The rest of them exude a smothering sense of impending doom, an inevitable consequence of the major life changes undergone by Bondy since since his previous album, Believers, in 2011: “In 2012 I quit making music and joined an MDMA surf club in Los Angeles,” he says in the very cryptic notes supplied with the album.
“Years passed. People died. I drank heavily and started meditating. I avoided musicians but sometimes prayed with Anita Baker. In October 2016 after being held under for too long by the sea in Oxnard, CA, something shook loose and I started writing songs again. This began a period of writing in which I found all of the songs on Enderness. I recorded and played everything myself. The day after I finished a wildfire burned my house down.”
The songs are cloaked in a kind of existential dread, as if he’s deliberately creating a soundtrack for the end of times. That’s an event that seems to be approaching with increasing inevitability as the world we knew – or the one we thought we knew – spirals out of control, indifferent to the spectre of impending environmental catastrophe: a world where power resides with minorities concerned only with profits and prophets.
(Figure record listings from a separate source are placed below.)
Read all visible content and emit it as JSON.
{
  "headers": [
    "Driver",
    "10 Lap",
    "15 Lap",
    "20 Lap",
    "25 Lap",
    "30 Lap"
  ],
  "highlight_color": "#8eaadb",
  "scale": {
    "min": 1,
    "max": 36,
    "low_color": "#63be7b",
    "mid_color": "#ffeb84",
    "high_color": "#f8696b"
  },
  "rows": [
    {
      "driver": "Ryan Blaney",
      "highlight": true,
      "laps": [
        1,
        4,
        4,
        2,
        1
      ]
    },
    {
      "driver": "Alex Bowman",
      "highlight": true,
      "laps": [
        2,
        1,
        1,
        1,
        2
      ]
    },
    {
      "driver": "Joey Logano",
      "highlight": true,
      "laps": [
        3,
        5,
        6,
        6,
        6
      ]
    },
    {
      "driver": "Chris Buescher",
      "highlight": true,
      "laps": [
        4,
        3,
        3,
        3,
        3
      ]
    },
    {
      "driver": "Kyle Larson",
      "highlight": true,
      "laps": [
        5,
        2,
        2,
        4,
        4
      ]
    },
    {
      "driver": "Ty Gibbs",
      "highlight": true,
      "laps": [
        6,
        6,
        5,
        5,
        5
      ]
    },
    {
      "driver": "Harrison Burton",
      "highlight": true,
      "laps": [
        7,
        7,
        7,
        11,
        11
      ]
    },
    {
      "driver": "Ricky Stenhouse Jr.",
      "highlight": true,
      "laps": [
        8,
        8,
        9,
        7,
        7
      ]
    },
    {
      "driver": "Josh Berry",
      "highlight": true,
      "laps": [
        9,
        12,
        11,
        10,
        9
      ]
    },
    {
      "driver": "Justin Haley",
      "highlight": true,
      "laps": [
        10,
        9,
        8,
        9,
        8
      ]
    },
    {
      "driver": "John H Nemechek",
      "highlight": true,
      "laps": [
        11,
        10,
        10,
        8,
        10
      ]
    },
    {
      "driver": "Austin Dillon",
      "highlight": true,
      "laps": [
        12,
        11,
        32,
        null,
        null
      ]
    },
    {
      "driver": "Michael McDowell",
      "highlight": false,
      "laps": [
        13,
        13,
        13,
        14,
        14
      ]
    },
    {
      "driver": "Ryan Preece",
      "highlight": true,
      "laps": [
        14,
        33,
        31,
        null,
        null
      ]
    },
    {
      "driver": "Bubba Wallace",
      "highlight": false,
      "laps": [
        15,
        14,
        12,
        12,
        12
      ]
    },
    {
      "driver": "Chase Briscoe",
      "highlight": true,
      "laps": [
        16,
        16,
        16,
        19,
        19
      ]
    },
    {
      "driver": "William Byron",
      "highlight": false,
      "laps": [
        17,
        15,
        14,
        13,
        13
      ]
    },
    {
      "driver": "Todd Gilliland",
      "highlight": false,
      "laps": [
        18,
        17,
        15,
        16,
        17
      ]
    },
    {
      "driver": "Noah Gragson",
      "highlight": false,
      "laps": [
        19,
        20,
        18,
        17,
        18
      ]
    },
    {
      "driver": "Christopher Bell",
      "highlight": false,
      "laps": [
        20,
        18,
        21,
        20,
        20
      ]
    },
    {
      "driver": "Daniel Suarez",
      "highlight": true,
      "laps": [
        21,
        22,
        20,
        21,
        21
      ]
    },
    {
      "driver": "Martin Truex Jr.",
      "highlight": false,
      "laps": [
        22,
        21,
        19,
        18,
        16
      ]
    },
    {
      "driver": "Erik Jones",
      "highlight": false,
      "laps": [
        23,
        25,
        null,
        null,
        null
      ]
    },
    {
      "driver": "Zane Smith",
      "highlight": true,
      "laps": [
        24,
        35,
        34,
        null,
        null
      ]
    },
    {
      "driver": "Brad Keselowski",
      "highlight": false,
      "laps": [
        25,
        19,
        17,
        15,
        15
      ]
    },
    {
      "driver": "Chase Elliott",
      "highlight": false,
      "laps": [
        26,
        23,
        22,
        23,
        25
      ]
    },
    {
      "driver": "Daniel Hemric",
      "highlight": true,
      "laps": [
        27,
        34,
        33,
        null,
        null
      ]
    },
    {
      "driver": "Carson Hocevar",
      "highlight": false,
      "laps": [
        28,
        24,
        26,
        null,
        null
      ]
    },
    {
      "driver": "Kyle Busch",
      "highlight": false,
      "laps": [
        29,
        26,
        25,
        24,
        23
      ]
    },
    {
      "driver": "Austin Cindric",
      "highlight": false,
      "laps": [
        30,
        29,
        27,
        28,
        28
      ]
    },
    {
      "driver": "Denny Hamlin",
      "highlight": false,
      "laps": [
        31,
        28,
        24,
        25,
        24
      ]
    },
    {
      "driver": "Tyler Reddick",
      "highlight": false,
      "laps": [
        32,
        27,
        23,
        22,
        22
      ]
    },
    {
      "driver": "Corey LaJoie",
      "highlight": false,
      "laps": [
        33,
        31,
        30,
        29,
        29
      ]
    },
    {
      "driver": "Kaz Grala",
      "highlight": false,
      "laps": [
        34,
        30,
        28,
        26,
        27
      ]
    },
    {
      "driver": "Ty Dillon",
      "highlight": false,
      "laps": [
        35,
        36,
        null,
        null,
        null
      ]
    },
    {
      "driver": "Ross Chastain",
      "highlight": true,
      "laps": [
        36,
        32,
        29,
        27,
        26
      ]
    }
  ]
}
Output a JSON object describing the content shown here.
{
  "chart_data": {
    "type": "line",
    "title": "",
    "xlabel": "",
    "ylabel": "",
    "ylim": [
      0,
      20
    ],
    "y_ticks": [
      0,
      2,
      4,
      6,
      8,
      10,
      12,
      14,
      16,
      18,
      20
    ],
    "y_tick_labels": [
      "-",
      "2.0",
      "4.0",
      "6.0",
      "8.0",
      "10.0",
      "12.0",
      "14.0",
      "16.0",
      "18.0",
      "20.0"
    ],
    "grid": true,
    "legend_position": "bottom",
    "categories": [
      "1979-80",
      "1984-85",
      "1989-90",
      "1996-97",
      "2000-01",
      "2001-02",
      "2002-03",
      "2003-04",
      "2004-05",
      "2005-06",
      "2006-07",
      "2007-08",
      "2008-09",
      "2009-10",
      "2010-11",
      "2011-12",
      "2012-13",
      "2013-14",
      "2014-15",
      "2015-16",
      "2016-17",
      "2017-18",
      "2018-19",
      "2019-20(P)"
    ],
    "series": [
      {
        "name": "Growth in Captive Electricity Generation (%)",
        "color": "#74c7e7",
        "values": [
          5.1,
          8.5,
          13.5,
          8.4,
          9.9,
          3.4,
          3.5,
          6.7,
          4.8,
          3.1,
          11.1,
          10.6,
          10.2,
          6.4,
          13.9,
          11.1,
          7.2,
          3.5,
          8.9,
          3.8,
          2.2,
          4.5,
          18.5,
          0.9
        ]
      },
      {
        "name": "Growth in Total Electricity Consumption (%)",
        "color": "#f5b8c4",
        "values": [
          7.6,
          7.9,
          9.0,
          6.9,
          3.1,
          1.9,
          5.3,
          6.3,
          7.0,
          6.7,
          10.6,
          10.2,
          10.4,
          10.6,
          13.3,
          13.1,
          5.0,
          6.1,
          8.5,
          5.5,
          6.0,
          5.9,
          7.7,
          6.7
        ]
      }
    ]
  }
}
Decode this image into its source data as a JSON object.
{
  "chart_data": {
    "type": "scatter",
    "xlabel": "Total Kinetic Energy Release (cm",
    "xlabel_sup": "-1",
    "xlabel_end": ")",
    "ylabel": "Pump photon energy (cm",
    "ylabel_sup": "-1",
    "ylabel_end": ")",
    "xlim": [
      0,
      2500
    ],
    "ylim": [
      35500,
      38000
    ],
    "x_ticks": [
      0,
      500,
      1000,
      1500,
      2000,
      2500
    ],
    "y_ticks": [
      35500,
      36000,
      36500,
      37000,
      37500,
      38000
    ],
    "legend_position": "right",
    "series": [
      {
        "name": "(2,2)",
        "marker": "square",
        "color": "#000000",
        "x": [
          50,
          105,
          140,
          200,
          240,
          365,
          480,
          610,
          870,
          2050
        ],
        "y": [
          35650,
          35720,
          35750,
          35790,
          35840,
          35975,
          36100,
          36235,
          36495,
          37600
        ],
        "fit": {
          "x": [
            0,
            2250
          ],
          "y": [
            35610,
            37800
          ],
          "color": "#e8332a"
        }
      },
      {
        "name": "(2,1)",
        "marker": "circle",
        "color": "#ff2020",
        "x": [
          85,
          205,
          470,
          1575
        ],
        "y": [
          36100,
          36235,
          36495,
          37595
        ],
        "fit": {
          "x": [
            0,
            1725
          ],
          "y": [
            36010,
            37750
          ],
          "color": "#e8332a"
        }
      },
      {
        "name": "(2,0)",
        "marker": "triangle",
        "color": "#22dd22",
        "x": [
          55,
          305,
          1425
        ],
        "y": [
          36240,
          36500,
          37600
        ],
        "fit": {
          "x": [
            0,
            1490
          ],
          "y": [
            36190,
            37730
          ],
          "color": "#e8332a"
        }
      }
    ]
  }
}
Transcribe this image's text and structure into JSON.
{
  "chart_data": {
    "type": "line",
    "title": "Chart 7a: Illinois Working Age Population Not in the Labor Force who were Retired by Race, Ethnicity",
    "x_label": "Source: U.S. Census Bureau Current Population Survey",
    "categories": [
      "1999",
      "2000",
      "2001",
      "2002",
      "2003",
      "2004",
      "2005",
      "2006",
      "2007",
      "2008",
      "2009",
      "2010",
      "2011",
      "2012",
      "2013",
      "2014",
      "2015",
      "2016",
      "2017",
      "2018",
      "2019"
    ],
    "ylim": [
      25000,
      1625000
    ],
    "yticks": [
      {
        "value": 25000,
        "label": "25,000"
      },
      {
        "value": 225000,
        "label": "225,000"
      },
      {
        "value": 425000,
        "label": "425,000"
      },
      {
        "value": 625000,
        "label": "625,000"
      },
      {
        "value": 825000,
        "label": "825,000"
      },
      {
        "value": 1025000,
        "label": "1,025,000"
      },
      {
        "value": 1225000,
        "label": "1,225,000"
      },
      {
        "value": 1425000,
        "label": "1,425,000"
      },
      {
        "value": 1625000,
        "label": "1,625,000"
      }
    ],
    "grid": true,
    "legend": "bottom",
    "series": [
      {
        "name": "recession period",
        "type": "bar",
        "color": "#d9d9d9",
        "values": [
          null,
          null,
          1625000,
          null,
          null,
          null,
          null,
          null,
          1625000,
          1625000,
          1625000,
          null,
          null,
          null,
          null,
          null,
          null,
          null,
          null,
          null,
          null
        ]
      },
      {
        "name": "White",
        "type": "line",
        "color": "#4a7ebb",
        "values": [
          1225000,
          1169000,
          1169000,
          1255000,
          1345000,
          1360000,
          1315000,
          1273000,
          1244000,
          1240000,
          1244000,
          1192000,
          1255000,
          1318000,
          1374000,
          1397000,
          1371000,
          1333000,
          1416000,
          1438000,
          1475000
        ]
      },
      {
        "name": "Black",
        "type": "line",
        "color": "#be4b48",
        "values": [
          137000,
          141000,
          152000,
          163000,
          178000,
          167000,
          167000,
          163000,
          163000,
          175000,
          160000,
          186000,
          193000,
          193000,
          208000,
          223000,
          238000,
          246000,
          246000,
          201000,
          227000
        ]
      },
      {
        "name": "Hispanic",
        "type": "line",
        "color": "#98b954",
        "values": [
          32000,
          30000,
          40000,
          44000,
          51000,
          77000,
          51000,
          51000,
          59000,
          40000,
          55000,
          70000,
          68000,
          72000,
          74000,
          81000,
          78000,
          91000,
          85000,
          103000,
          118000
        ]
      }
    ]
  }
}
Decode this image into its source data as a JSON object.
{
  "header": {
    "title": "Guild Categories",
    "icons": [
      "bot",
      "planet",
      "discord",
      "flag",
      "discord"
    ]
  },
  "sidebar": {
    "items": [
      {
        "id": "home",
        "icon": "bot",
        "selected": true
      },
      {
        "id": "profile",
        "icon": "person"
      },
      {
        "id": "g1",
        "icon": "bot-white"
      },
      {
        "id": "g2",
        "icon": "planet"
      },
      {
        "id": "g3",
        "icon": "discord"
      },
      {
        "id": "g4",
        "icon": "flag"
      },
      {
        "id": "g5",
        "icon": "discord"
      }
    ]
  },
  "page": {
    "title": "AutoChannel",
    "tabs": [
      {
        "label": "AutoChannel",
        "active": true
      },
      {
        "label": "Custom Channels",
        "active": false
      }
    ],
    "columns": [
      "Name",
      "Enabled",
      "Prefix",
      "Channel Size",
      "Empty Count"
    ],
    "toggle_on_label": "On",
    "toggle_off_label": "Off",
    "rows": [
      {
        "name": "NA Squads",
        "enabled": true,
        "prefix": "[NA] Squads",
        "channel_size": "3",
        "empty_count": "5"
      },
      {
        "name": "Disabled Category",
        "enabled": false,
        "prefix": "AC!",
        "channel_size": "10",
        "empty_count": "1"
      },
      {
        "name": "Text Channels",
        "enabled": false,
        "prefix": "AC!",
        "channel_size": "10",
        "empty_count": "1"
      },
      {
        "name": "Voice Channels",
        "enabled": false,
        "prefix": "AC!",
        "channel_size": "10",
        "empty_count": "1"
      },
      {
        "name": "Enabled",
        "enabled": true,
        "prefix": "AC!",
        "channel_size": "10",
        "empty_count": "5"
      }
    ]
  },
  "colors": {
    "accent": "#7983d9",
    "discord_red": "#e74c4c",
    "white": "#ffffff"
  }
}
Bondy’s plangent guitar playing propels the opening Diamond Skull, in which he recites a neverending litany of familiar phrases, buzzwords and abbreviations, to create a collage of social media topics and an implicit indictment of the shallowness of internet culture. It segues into the slow, stately Killers 3, borne on waves of melody played on a church organ; its… well yes, organic sound contrasting with the cold click of a drum machine and warm choral harmonies evoking doo-wop, though the lyrics anything but gospel in nature. “Murder is more entertaining / Than peace will ever be,” he sings before getting spiritual (“Brother let’s go down to the river”) only to lead us into temptation (“Sing us a song and we’ll do you wrong”).
The standout song, though they all have a magic about them, is Images Of Love (video below), constructed around a lilting, almost reggae bassline, Bondy’s fragile vocals floating over the top: “I could wash your feet,” he sings, in another biblical allusion. “You could shave my hair.”
The shimmering synth arpeggios of Pan Tran, another instrumental, revolve and evolve like Philip Glass, developing a celestial storm of melody and counter-melodies. It conjures a euphoric impression, on the one hand, of church bells chiming, while a throbbing sub-bass provides a sinister undercurrent to all that heavenly beauty. The unsettling contradiction continues in Fentanyl Freddy, probably the most disturbing song of all, ghostly exhalations and suffocating sounds shrouding its pretty piano melody and sweet vocals: “Fentanyl Freddy flipped another car / Heard his sister saying ‘Be better if he died'”.
The overwhelming sense of existential dread finds its fullest expression not in another lyric but in the ambient instrumental that brings the album to a close, the title track condensing all that’s gone before into a blurry, hazy miasma that doesn’t so much fade as drain away with the sound of waves crashing on a distant shore.